Jeanne vagabonde dans sa tête à défaut d’être mobile. Jeanne n’est plus mobile. Son accident en voiture était plus sérieux qu’elle ne le pensait. Il va falloir faire marcher l’assurance. Bref. Tout ne se présente pas bien. Jeanne ne pourra pas aller explorer les villages voisins. Il fait chaud et elle n’a pas envie de mobilité. Elle cherche à se cacher.
Voyant le verre à moitié plein, elle se dit qu’elle pourra s’enfermer pour écrire. C’est le but de sa vie, son objectif principal. Jeanne aime mener une vie paisible
Elle craint aussi que ses voisins ne mettent le feu à son terrain qui est en friche. Jeanne a pris de gros risques en ne tondant pas son jardin. Son jardinier doit passer la semaine prochaine. Elle verra si elle peut attendre jusque là.

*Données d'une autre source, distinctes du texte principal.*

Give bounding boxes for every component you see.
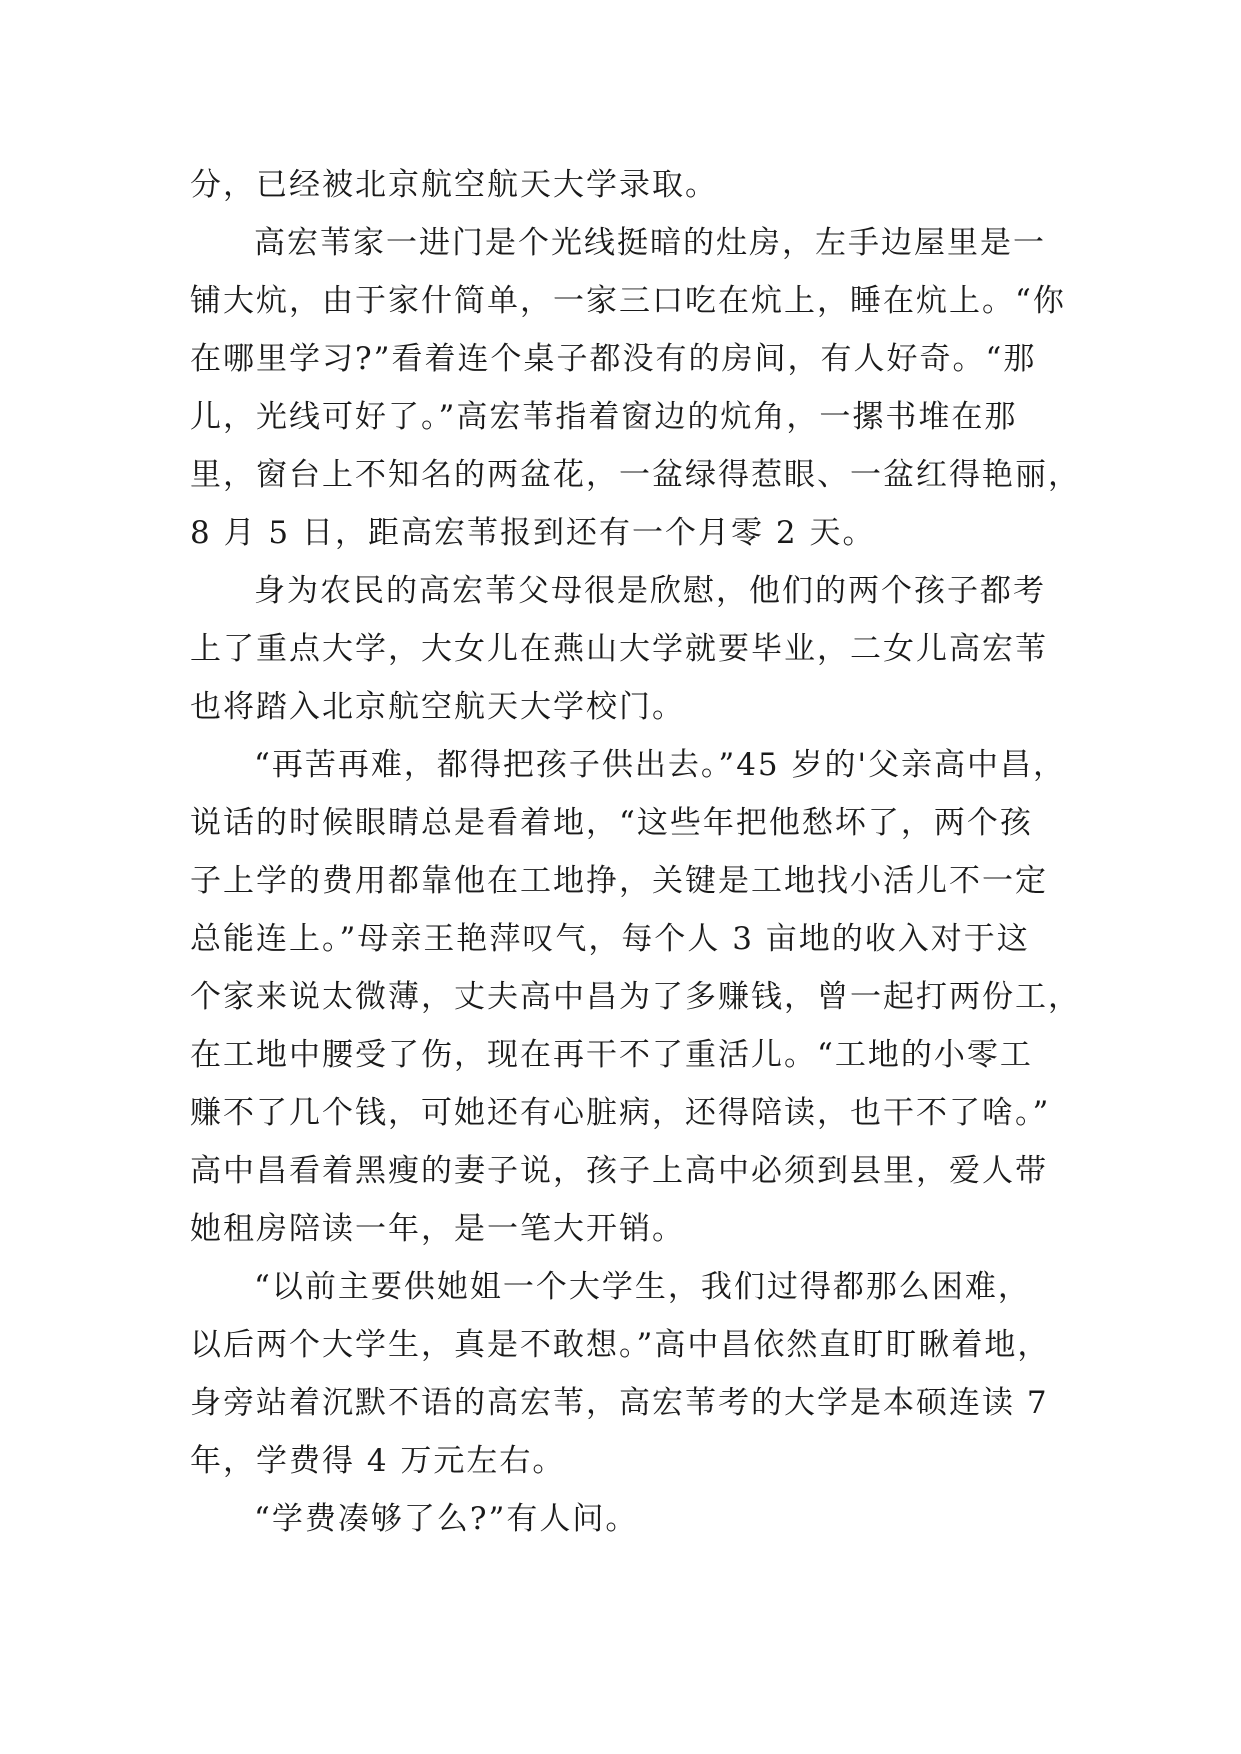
text-line: 分，已经被北京航空航天大学录取。 xyxy=(190,167,718,203)
paragraph-start-line: “再苦再难，都得把孩子供出去。”45 岁的'父亲高中昌， xyxy=(254,747,1067,783)
text-line: 8 月 5 日，距高宏苇报到还有一个月零 2 天。 xyxy=(190,515,876,551)
text-line: 在哪里学习?”看着连个桌子都没有的房间，有人好奇。“那 xyxy=(190,341,1037,377)
text-line: 也将踏入北京航空航天大学校门。 xyxy=(190,689,685,725)
text-line: 儿，光线可好了。”高宏苇指着窗边的炕角，一摞书堆在那 xyxy=(190,399,1018,435)
paragraph-start-line: 高宏苇家一进门是个光线挺暗的灶房，左手边屋里是一 xyxy=(254,225,1046,261)
text-line: 在工地中腰受了伤，现在再干不了重活儿。“工地的小零工 xyxy=(190,1037,1033,1073)
text-line: 以后两个大学生，真是不敢想。”高中昌依然直盯盯瞅着地， xyxy=(190,1327,1051,1363)
text-line: 上了重点大学，大女儿在燕山大学就要毕业，二女儿高宏苇 xyxy=(190,631,1048,667)
paragraph-start-line: “以前主要供她姐一个大学生，我们过得都那么困难， xyxy=(254,1269,1031,1305)
paragraph-start-line: 身为农民的高宏苇父母很是欣慰，他们的两个孩子都考 xyxy=(254,573,1046,609)
text-line: 总能连上。”母亲王艳萍叹气，每个人 3 亩地的收入对于这 xyxy=(190,921,1030,957)
text-line: 赚不了几个钱，可她还有心脏病，还得陪读，也干不了啥。” xyxy=(190,1095,1051,1131)
text-line: 她租房陪读一年，是一笔大开销。 xyxy=(190,1211,685,1247)
text-line: 年，学费得 4 万元左右。 xyxy=(190,1443,566,1479)
article-body xyxy=(190,156,1081,1548)
text-line: 子上学的费用都靠他在工地挣，关键是工地找小活儿不一定 xyxy=(190,863,1048,899)
text-line: 身旁站着沉默不语的高宏苇，高宏苇考的大学是本硕连读 7 xyxy=(190,1385,1049,1421)
text-line: 个家来说太微薄，丈夫高中昌为了多赚钱，曾一起打两份工， xyxy=(190,979,1081,1015)
text-line: 高中昌看着黑瘦的妻子说，孩子上高中必须到县里，爱人带 xyxy=(190,1153,1048,1189)
text-line: 铺大炕，由于家什简单，一家三口吃在炕上，睡在炕上。“你 xyxy=(190,283,1066,319)
text-line: 说话的时候眼睛总是看着地，“这些年把他愁坏了，两个孩 xyxy=(190,805,1033,841)
text-line: 里，窗台上不知名的两盆花，一盆绿得惹眼、一盆红得艳丽， xyxy=(190,457,1081,493)
paragraph-start-line: “学费凑够了么?”有人问。 xyxy=(254,1501,639,1537)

Jeanne pense à Jean qui ne pense qu’aux huîtres et qui adore filmer l’estran. Jean se régale avec son environnement propice à la création.

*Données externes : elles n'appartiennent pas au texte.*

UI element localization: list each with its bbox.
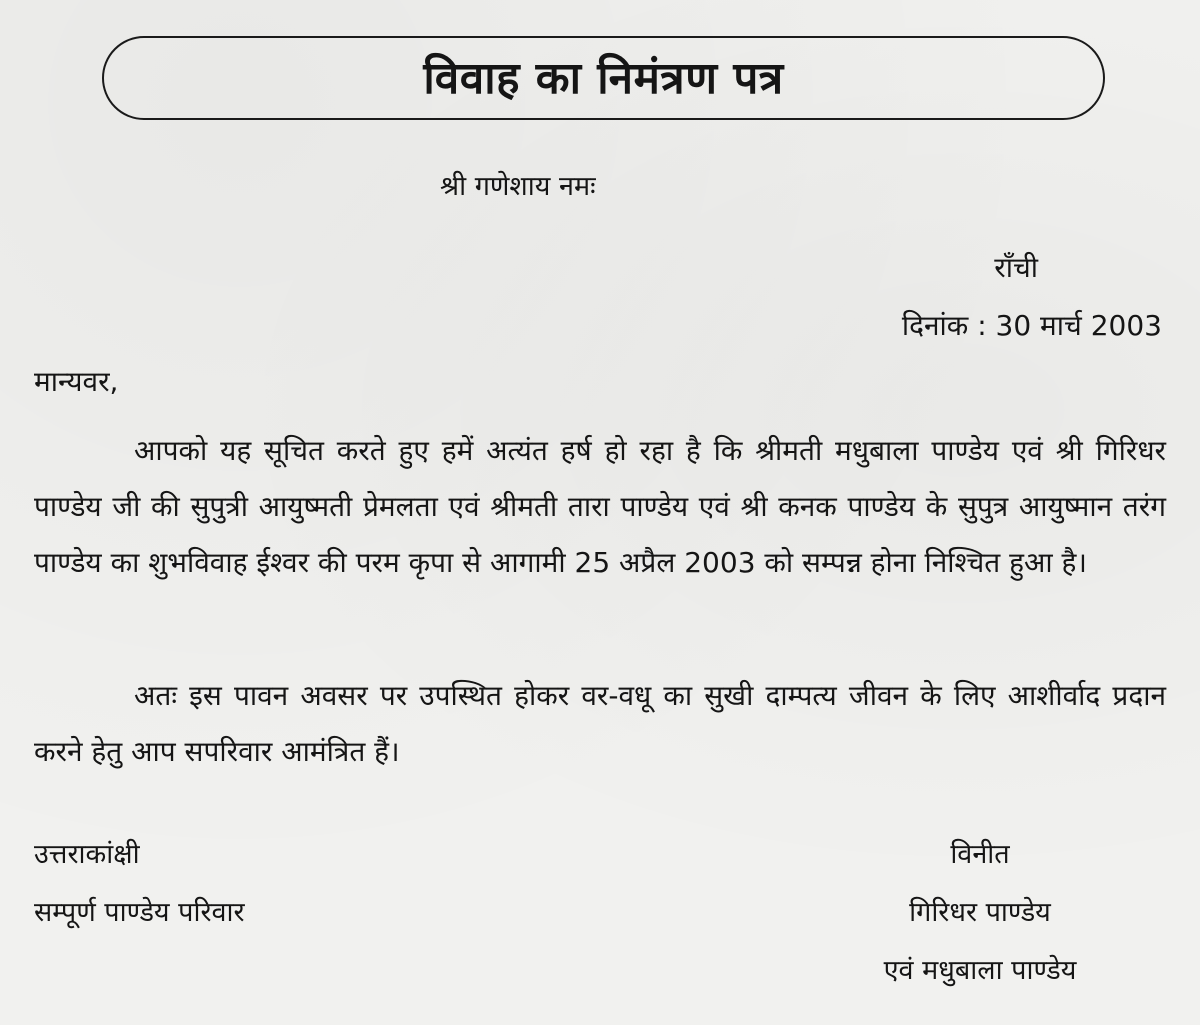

Jeanne entend le merle dans son jardin. Elle en profite un maximum pour poetiser. Jeanne se replie sur elle-même et ce n’est peut-être pas très sain. Jeanne attend une heure plus favorable pour mener ses affaires. Jeanne est toujours sincère et se livre à Jean dans ses poèmes. C’est sûr, elle l’aime.